Realizzo che è domenica mattina quando in cucina
trovo la mamma che prepara la colazione, in pigiama
e con i capelli arruffati. Mi sorride: “Buongiorno,
campione”.
L’osservo per un po’ mentre toglie dal fornello il
bollitore del latte e infila una brioche nel microonde.
“Sai mamma”, le dico d’impulso mentre sposto la sedia per sistemarmi a tavola, “ho deciso che da grande
sposerò Cristina D’Avena”.
24
Lei mi guarda come se mi vedesse per la prima volta:
credo d’averla impressionata.
“La cantante?”
“Magari dopo le superiori. Facciamo dopo i primi
tre anni d’università”.
“Ottima scelta”. Commenta seria. Stranamente mi
dà corda senza sollevare polemiche.
“Sei d’accordo con me?”
“È una bella donna, una lavoratrice tenace, una professionista impeccabile”.
“Me la ricordo fin da allora”, prosegue, “avrò avuto
quattro anni e guardavo lo Zecchino d’Oro. Lei aveva
all’incirca la mia età e cantava ‘Ullallà, ullallalà, questo è il valzer del moscerino’. Solo che pronunciava
‘moccerrino’ e ogni volta io scoppiavo a ridere”.
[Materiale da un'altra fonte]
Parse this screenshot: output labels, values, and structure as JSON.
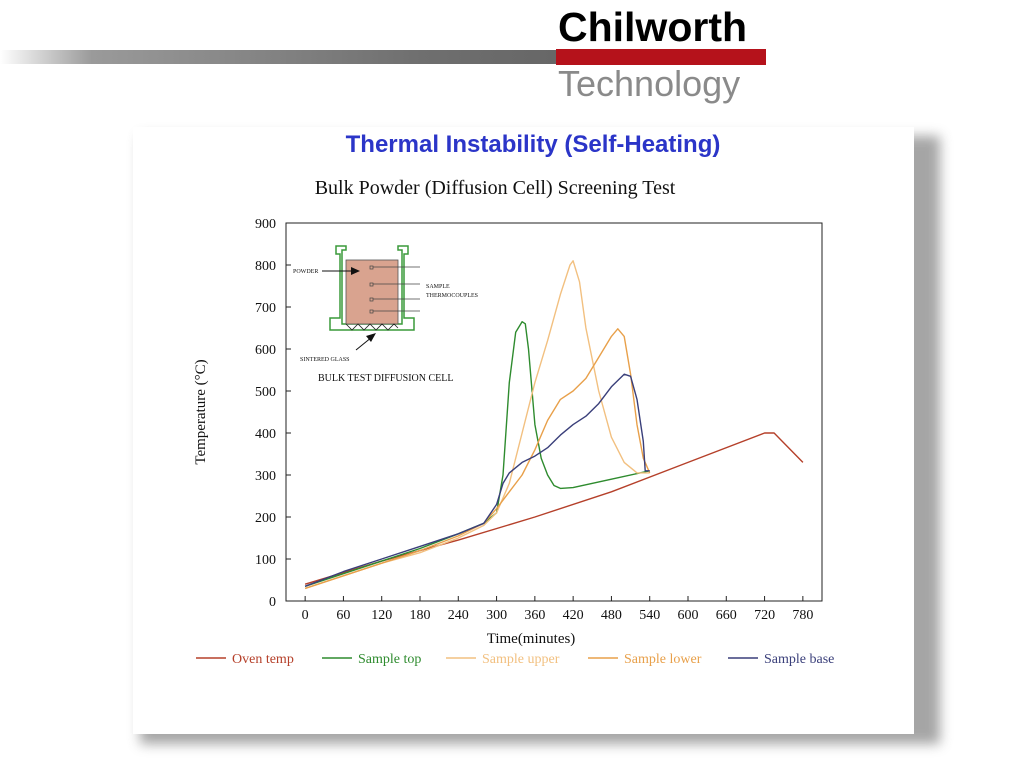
{
  "brand": {
    "name": "Chilworth",
    "sub": "Technology",
    "accent": "#b5121b"
  },
  "slide_title": "Thermal Instability (Self-Heating)",
  "inset": {
    "labels": {
      "powder": "POWDER",
      "sample": "SAMPLE",
      "thermocouples": "THERMOCOUPLES",
      "sintered": "SINTERED GLASS",
      "caption": "BULK TEST DIFFUSION CELL"
    }
  },
  "chart_data": {
    "type": "line",
    "title": "Bulk Powder (Diffusion Cell) Screening Test",
    "xlabel": "Time(minutes)",
    "ylabel": "Temperature (°C)",
    "xlim": [
      -30,
      810
    ],
    "ylim": [
      0,
      900
    ],
    "xticks": [
      0,
      60,
      120,
      180,
      240,
      300,
      360,
      420,
      480,
      540,
      600,
      660,
      720,
      780
    ],
    "yticks": [
      0,
      100,
      200,
      300,
      400,
      500,
      600,
      700,
      800,
      900
    ],
    "legend_position": "bottom",
    "series": [
      {
        "name": "Oven temp",
        "color": "#b5402a",
        "x": [
          0,
          120,
          240,
          360,
          480,
          600,
          720,
          735,
          780
        ],
        "y": [
          40,
          95,
          145,
          200,
          260,
          330,
          400,
          400,
          330
        ]
      },
      {
        "name": "Sample top",
        "color": "#2e8b2e",
        "x": [
          0,
          60,
          120,
          180,
          240,
          280,
          300,
          310,
          320,
          330,
          340,
          345,
          350,
          360,
          370,
          380,
          390,
          400,
          420,
          480,
          540
        ],
        "y": [
          35,
          65,
          95,
          125,
          160,
          185,
          210,
          300,
          520,
          640,
          665,
          660,
          600,
          420,
          340,
          300,
          275,
          268,
          270,
          290,
          310
        ]
      },
      {
        "name": "Sample upper",
        "color": "#f2c080",
        "x": [
          0,
          60,
          120,
          180,
          240,
          280,
          300,
          320,
          340,
          360,
          380,
          400,
          415,
          420,
          430,
          440,
          460,
          480,
          500,
          520,
          540
        ],
        "y": [
          30,
          60,
          90,
          115,
          150,
          180,
          210,
          280,
          400,
          520,
          620,
          730,
          800,
          810,
          760,
          650,
          500,
          390,
          330,
          305,
          305
        ]
      },
      {
        "name": "Sample lower",
        "color": "#e8a04a",
        "x": [
          0,
          60,
          120,
          180,
          240,
          280,
          300,
          320,
          340,
          360,
          380,
          400,
          420,
          440,
          460,
          480,
          490,
          500,
          510,
          520,
          530,
          540
        ],
        "y": [
          30,
          60,
          90,
          120,
          155,
          185,
          220,
          260,
          300,
          360,
          430,
          480,
          500,
          530,
          580,
          630,
          648,
          630,
          540,
          420,
          340,
          305
        ]
      },
      {
        "name": "Sample base",
        "color": "#3a3f7a",
        "x": [
          0,
          60,
          120,
          180,
          240,
          280,
          300,
          310,
          320,
          340,
          360,
          380,
          400,
          420,
          440,
          460,
          480,
          500,
          510,
          520,
          530,
          533,
          540
        ],
        "y": [
          35,
          70,
          100,
          130,
          160,
          185,
          230,
          280,
          305,
          330,
          345,
          365,
          395,
          420,
          440,
          470,
          510,
          540,
          535,
          480,
          380,
          310,
          310
        ]
      }
    ]
  }
}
Intanto che la mamma racconta mi gratto il mento
perplesso: i conti non tornano.
“Ma come”, protesto, “io ho quasi quattordici anni
e Chicco ormai ne ha venti, va all’università. E tu hai
l’età di… una mamma!”
Senza parlare sparisce per qualche istante in salotto. Torna con due riviste, di quelle che legge “per
rilassarsi”, come dice lei. Me le mette davanti, mi mostra alcuni titoli: Cristina D’Avena, una carriera lunga
quasi mezzo secolo. E ancora: Sarò una cinquantenne
eternamente giovane.
Un altro articolo mi toglie ogni dubbio: Nel 2014
Cristina D’Avena compirà cinquant’anni.
Mentre leggo la mamma mi osserva: ha paura che ci
sia rimasto male.
Be’, un po’ deluso forse lo sono. L’immaginavo appena un po’ più grande di una bambina.
25
Rimango in silenzio con la testa china e con il cucchiaio continuo a mescolare il liquido bollente dentro
la tazza. In effetti per me è un po’ presto per pensare
al matrimonio. Ci dev’essere un’alternativa, qualcosa
di meno impegnativo, che mi permetta di stare con
lei e di sognarla ancora.
Devo farmi venire un’idea. Se ne parlassi con Luca
non mi prenderebbe sul serio.
Poi mi viene in mente che la soluzione potrebbe essere a portata di mano. Alzo la testa.